The creature offered him gold, and silver, and ivory and pearls, but each time Rustum refused. Finally the creature said, “Take this magic hare’s foot. Whatever you wish for, it will grant.”

Rustum was tempted, thinking that once he had the hare’s foot, he could wish the queen well again, but he remembered what his grandmother had said, and he held firm. It was as well that he did, for if he had touched the hare’s foot it would have turned to sticky tar in his hand and bound him to the spot forever.

“No, I want nothing but the branch of heartwood,” he said.

The creature’s face blackened with anger, but it said only, “Come,” and it set off into the darkness.

Rustum followed him through a maze of twisting roots, until up ahead he could make out a faint glow. “The hearth of the forest!” he exclaimed.

At that moment, the yarn on the bobbin in Rustum’s pocket ran out. If he went forward, he might never find its end again. If he stayed where he was, he would never reach the heartwood.

He hesitated no longer than a heart-beat, then he followed the creature.

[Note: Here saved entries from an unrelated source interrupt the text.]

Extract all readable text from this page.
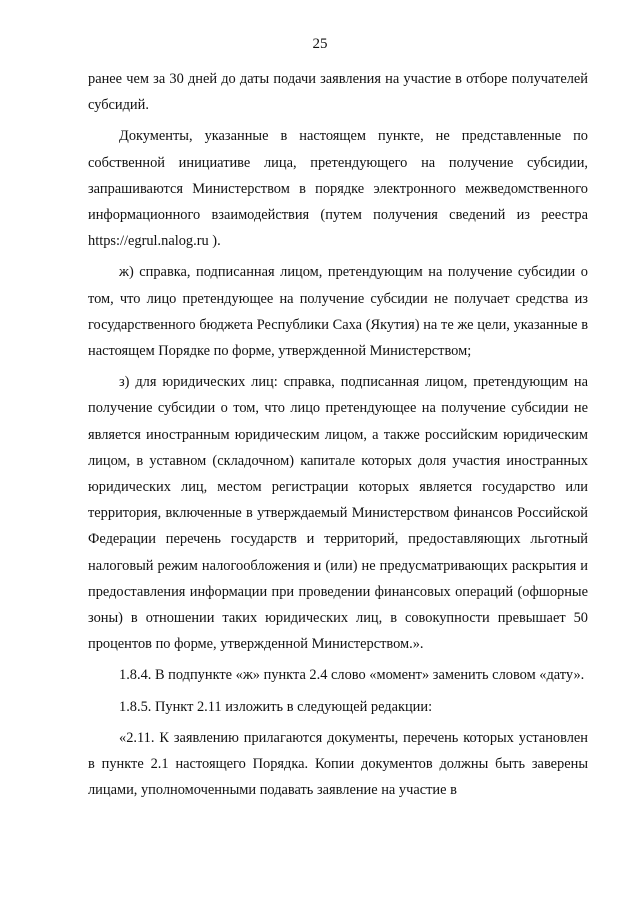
25

ранее чем за 30 дней до даты подачи заявления на участие в отборе получателей субсидий.

Документы, указанные в настоящем пункте, не представленные по собственной инициативе лица, претендующего на получение субсидии, запрашиваются Министерством в порядке электронного межведомственного информационного взаимодействия (путем получения сведений из реестра https://egrul.nalog.ru ).

ж) справка, подписанная лицом, претендующим на получение субсидии о том, что лицо претендующее на получение субсидии не получает средства из государственного бюджета Республики Саха (Якутия) на те же цели, указанные в настоящем Порядке по форме, утвержденной Министерством;

з) для юридических лиц: справка, подписанная лицом, претендующим на получение субсидии о том, что лицо претендующее на получение субсидии не является иностранным юридическим лицом, а также российским юридическим лицом, в уставном (складочном) капитале которых доля участия иностранных юридических лиц, местом регистрации которых является государство или территория, включенные в утверждаемый Министерством финансов Российской Федерации перечень государств и территорий, предоставляющих льготный налоговый режим налогообложения и (или) не предусматривающих раскрытия и предоставления информации при проведении финансовых операций (офшорные зоны) в отношении таких юридических лиц, в совокупности превышает 50 процентов по форме, утвержденной Министерством.».

1.8.4. В подпункте «ж» пункта 2.4 слово «момент» заменить словом «дату».

1.8.5. Пункт 2.11 изложить в следующей редакции:

«2.11. К заявлению прилагаются документы, перечень которых установлен в пункте 2.1 настоящего Порядка. Копии документов должны быть заверены лицами, уполномоченными подавать заявление на участие в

Far away, his grandmother felt the yarn on her finger stop pulling, and she knew the bobbin had run out. She closed her eyes and prayed fervently.

Rustum reached the hearth of the forest where blue and yellow flames burned over a bed of glowing coals. Its warmth invaded his whole body and hope begin to burn, fierce and bright inside him. He picked up a burning branch of heartwood, bowed low to the creature and said, “In the name of the king, I thank you.” Then he turned to go.

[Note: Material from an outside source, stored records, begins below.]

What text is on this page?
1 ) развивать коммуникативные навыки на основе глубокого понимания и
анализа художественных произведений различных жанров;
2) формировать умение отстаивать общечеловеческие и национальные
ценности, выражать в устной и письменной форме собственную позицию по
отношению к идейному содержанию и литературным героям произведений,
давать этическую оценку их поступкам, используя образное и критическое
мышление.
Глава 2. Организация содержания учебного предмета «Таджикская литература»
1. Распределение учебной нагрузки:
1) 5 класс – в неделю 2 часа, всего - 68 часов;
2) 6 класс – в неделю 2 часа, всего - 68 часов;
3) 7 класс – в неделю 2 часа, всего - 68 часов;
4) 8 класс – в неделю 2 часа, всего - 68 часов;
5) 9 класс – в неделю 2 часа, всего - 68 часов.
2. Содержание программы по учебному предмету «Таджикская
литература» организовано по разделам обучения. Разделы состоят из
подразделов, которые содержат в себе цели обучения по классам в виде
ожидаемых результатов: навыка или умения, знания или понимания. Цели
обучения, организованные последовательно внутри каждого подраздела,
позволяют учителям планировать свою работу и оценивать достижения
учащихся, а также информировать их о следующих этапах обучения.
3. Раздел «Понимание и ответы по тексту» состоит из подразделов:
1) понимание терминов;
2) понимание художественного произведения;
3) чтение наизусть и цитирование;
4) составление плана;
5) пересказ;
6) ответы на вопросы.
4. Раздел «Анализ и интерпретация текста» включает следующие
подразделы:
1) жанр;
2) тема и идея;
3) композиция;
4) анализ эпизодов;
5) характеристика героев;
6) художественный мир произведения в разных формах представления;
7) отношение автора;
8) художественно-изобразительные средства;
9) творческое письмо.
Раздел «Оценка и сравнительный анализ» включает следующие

Immediately hundreds of creatures poured out of the passages of the labyrinth, catching at his hair and his clothes, dragging him down the way wet clothes pull down a drowning man. Rustum struggled against them, fighting with one hand while the other held the firebrand. There seemed no escape, but then he lifted the burning branch as high as he could and its light caught a distant glint of gold. With a mighty leap, Rustum pushed off the swarming mass of creatures and seized the end of the yarn.

His grandmother felt his tug, and immediately began reeling in the yarn, pulling as hard as she dared without breaking the yarn. Rustum held tight to its other end, and in no time at all, the creatures were left behind and he was at the door in the tree. He touched it with the firebrand and it opened, then slammed shut behind him.

Wasting no time, he hurried off to the castle and into the king’s presence.

“Your Majesty,” he panted, “here is a burning branch of heartwood that will melt the enchantment from the queen and stir her heart to life again!”

The king leapt to his feet and taking the firebrand from Rustum he ran to the queen’s room.

Rustum waited, counting the seconds and the minutes until he saw the old nurse come out, weeping. His heart sank, and then he saw the king emerge and holding his arm, the queen, warm and alive once more.